Au moment de l’examen par le Sénat du projet de loi renforçant la lutte contre le crime organisé, le terrorisme et leur financement, la CNCDH adopte un avis sévère dans lequel elle recommande le retrait de plusieurs dispositions clefs du projet

Mis à jour le 26 janvier 2022

Pour la 30ème fois depuis 2000, le Parlement, sous le coup de l’émotion et dans la plus grande précipitation, réforme tous azimuts plusieurs codes bousculant l’équilibre difficile à atteindre entre sécurité et liberté Si le curseur protégeant les droits fondamentaux et les libertés individuelles venait encore à céder du terrain, ce serait là la plus pernicieuse et durable victoire du terrorisme sur les valeurs que nous portons. 

Christine Lazerges, présidente de la CNCDH



Une méthode contestable.



Une fois de plus la CNCDH regrette la mise en oeuvre de la procédure accélérée dans une matière très technique et extrêmement sensible pour les libertés publiques et les droits fondamentaux. Ce procédé ne laisse quasiment aucune place au débat et à une réflexion de fond. A l’inverse, la  CNCDH rappelle la nécessité d’une réforme d’ensemble du code de procédure pénale, devenu trop complexe, illisible et en perte de cohérence du fait de l’empilement des réformes.



Des dispositions liberticides.



Plusieurs dispositions du présent projet de loi visent à inscrire dans le droit commun certaines mesures inspirées du régime de l’état d’urgence et donc, par leur banalisation, à normaliser l’exceptionnel. Cela est flagrant s’agissant tout particulièrement des nouvelles dispositions relatives à l’extension des perquisitions de nuit. La retenue de 4 heures n’est assortie d’aucune garantie pour les majeurs et peut même s’appliquer aux mineurs. Le contrôle des retours sur le territoire national devrait être judiciaire et non administratif. La CNCDH demande purement et simplement le retrait de ces dispositions, compte-tenu du risque de violation des droits et libertés fondamentaux.



Des questions fondamentales passées sous silence.



La CNCDH déplore que la réforme statutaire du ministère public, depuis si longtemps attendue, n’ait toujours pas abouti. Il est pourtant nécessaire de consacrer l’indépendance des magistrats du Parquet en prévoyant des garanties précises quant à leur nomination et leur statut. La CNCDH

recommande également une véritable juridictionnalisation de l’enquête par le renforcement du statut de l’actuel « juge des libertés et de la détention » de manière à instituer une fonction juridictionnelle spécialisée.



La CNCDH mesure pleinement le défi que pose la grande criminalité pour nos démocraties.

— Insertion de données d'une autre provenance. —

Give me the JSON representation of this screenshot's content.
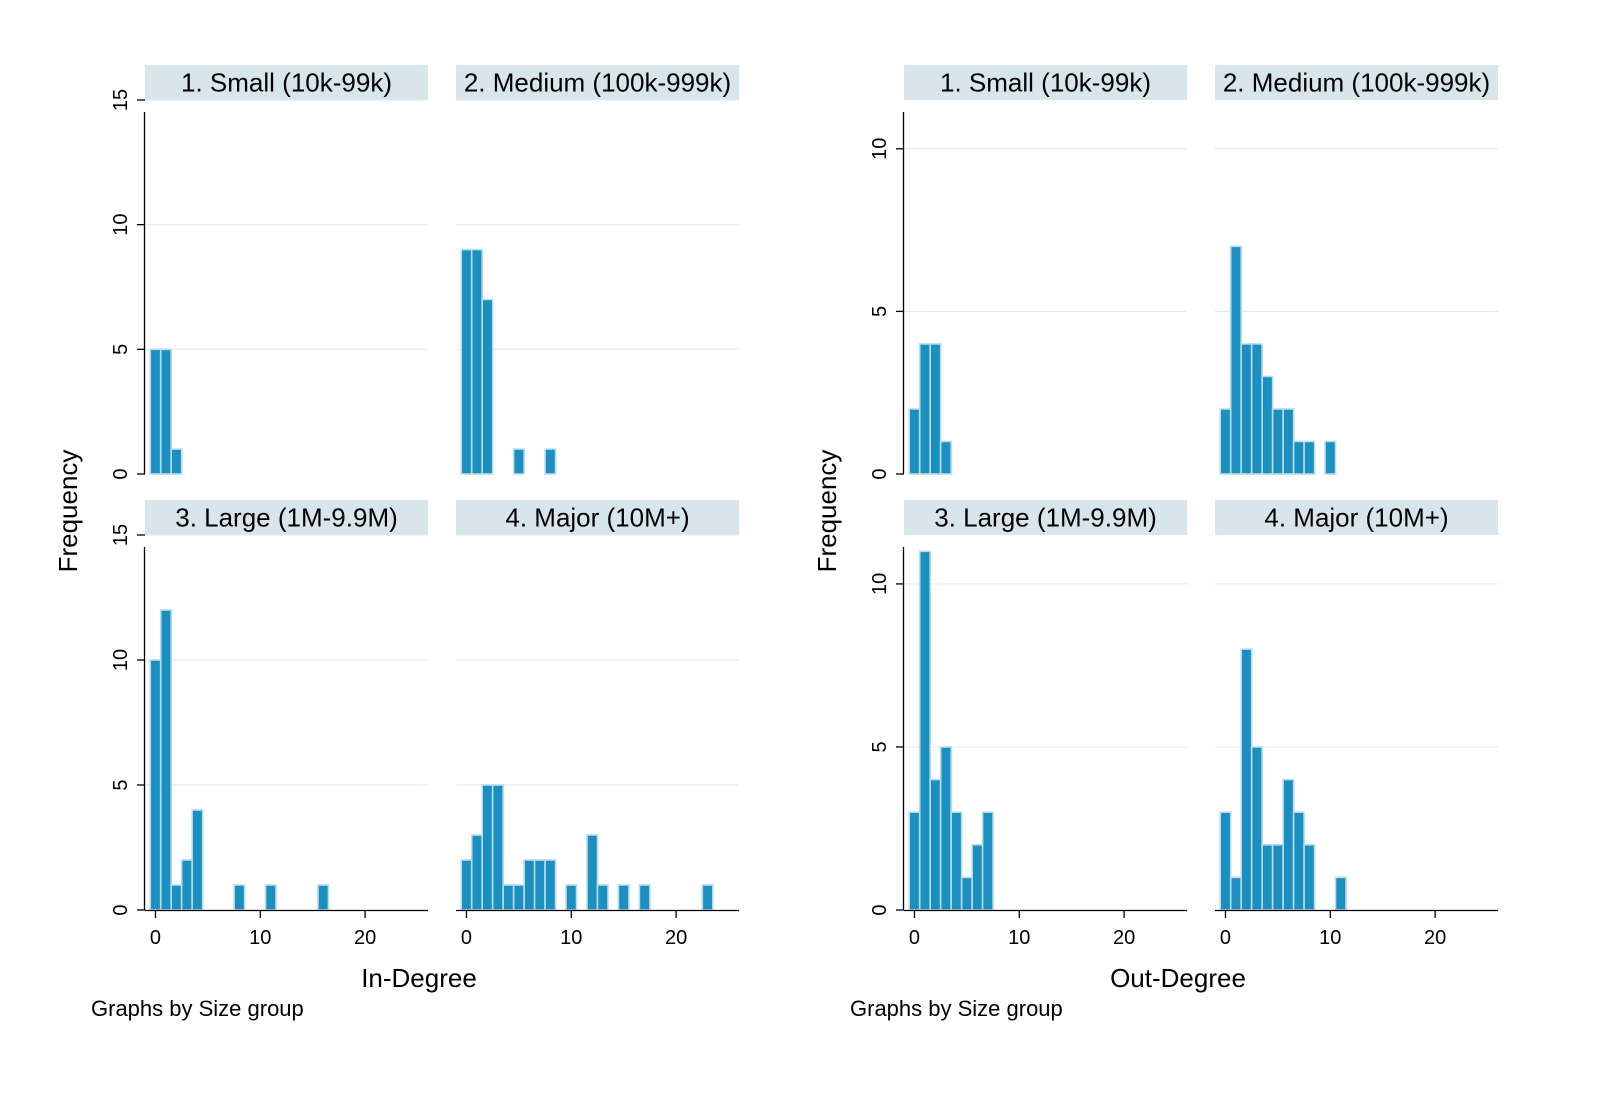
{
  "chart_data": [
    {
      "type": "bar",
      "xlabel": "In-Degree",
      "ylabel": "Frequency",
      "note": "Graphs by Size group",
      "xlim": [
        -1,
        26
      ],
      "ylim": [
        0,
        15
      ],
      "xticks": [
        0,
        10,
        20
      ],
      "yticks": [
        0,
        5,
        10,
        15
      ],
      "grid": true,
      "bar_color": "#1a8fc0",
      "bar_outline": "#b9dcea",
      "strip_color": "#d8e5eb",
      "panels": [
        {
          "title": "1. Small (10k-99k)",
          "bars": [
            {
              "x": 0,
              "count": 5
            },
            {
              "x": 1,
              "count": 5
            },
            {
              "x": 2,
              "count": 1
            }
          ]
        },
        {
          "title": "2. Medium (100k-999k)",
          "bars": [
            {
              "x": 0,
              "count": 9
            },
            {
              "x": 1,
              "count": 9
            },
            {
              "x": 2,
              "count": 7
            },
            {
              "x": 5,
              "count": 1
            },
            {
              "x": 8,
              "count": 1
            }
          ]
        },
        {
          "title": "3. Large (1M-9.9M)",
          "bars": [
            {
              "x": 0,
              "count": 10
            },
            {
              "x": 1,
              "count": 12
            },
            {
              "x": 2,
              "count": 1
            },
            {
              "x": 3,
              "count": 2
            },
            {
              "x": 4,
              "count": 4
            },
            {
              "x": 8,
              "count": 1
            },
            {
              "x": 11,
              "count": 1
            },
            {
              "x": 16,
              "count": 1
            }
          ]
        },
        {
          "title": "4. Major (10M+)",
          "bars": [
            {
              "x": 0,
              "count": 2
            },
            {
              "x": 1,
              "count": 3
            },
            {
              "x": 2,
              "count": 5
            },
            {
              "x": 3,
              "count": 5
            },
            {
              "x": 4,
              "count": 1
            },
            {
              "x": 5,
              "count": 1
            },
            {
              "x": 6,
              "count": 2
            },
            {
              "x": 7,
              "count": 2
            },
            {
              "x": 8,
              "count": 2
            },
            {
              "x": 10,
              "count": 1
            },
            {
              "x": 12,
              "count": 3
            },
            {
              "x": 13,
              "count": 1
            },
            {
              "x": 15,
              "count": 1
            },
            {
              "x": 17,
              "count": 1
            },
            {
              "x": 23,
              "count": 1
            }
          ]
        }
      ]
    },
    {
      "type": "bar",
      "xlabel": "Out-Degree",
      "ylabel": "Frequency",
      "note": "Graphs by Size group",
      "xlim": [
        -1,
        26
      ],
      "ylim": [
        0,
        11.5
      ],
      "xticks": [
        0,
        10,
        20
      ],
      "yticks": [
        0,
        5,
        10
      ],
      "grid": true,
      "bar_color": "#1a8fc0",
      "bar_outline": "#b9dcea",
      "strip_color": "#d8e5eb",
      "panels": [
        {
          "title": "1. Small (10k-99k)",
          "bars": [
            {
              "x": 0,
              "count": 2
            },
            {
              "x": 1,
              "count": 4
            },
            {
              "x": 2,
              "count": 4
            },
            {
              "x": 3,
              "count": 1
            }
          ]
        },
        {
          "title": "2. Medium (100k-999k)",
          "bars": [
            {
              "x": 0,
              "count": 2
            },
            {
              "x": 1,
              "count": 7
            },
            {
              "x": 2,
              "count": 4
            },
            {
              "x": 3,
              "count": 4
            },
            {
              "x": 4,
              "count": 3
            },
            {
              "x": 5,
              "count": 2
            },
            {
              "x": 6,
              "count": 2
            },
            {
              "x": 7,
              "count": 1
            },
            {
              "x": 8,
              "count": 1
            },
            {
              "x": 10,
              "count": 1
            }
          ]
        },
        {
          "title": "3. Large (1M-9.9M)",
          "bars": [
            {
              "x": 0,
              "count": 3
            },
            {
              "x": 1,
              "count": 11
            },
            {
              "x": 2,
              "count": 4
            },
            {
              "x": 3,
              "count": 5
            },
            {
              "x": 4,
              "count": 3
            },
            {
              "x": 5,
              "count": 1
            },
            {
              "x": 6,
              "count": 2
            },
            {
              "x": 7,
              "count": 3
            }
          ]
        },
        {
          "title": "4. Major (10M+)",
          "bars": [
            {
              "x": 0,
              "count": 3
            },
            {
              "x": 1,
              "count": 1
            },
            {
              "x": 2,
              "count": 8
            },
            {
              "x": 3,
              "count": 5
            },
            {
              "x": 4,
              "count": 2
            },
            {
              "x": 5,
              "count": 2
            },
            {
              "x": 6,
              "count": 4
            },
            {
              "x": 7,
              "count": 3
            },
            {
              "x": 8,
              "count": 2
            },
            {
              "x": 11,
              "count": 1
            }
          ]
        }
      ]
    }
  ]
}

Pour autant, elle se doit de réaffirmer avec force que les Etats ne sauraient prendre, au nom d’intérêts considérés à juste titre comme primordiaux, n’importe quelle mesure attentatoire au respect des droits de l’Homme et aux engagements internationaux de la France. La plus grande victoire des « ennemis des droits de l’Homme » serait de mettre en péril l’Etat de droit par une dérive liberticide et de renoncer aux principes républicains. La Commission appelle une nouvelle fois à « raisonner la raison d’Etat », afin de ne pas créer une société du soupçon permanent.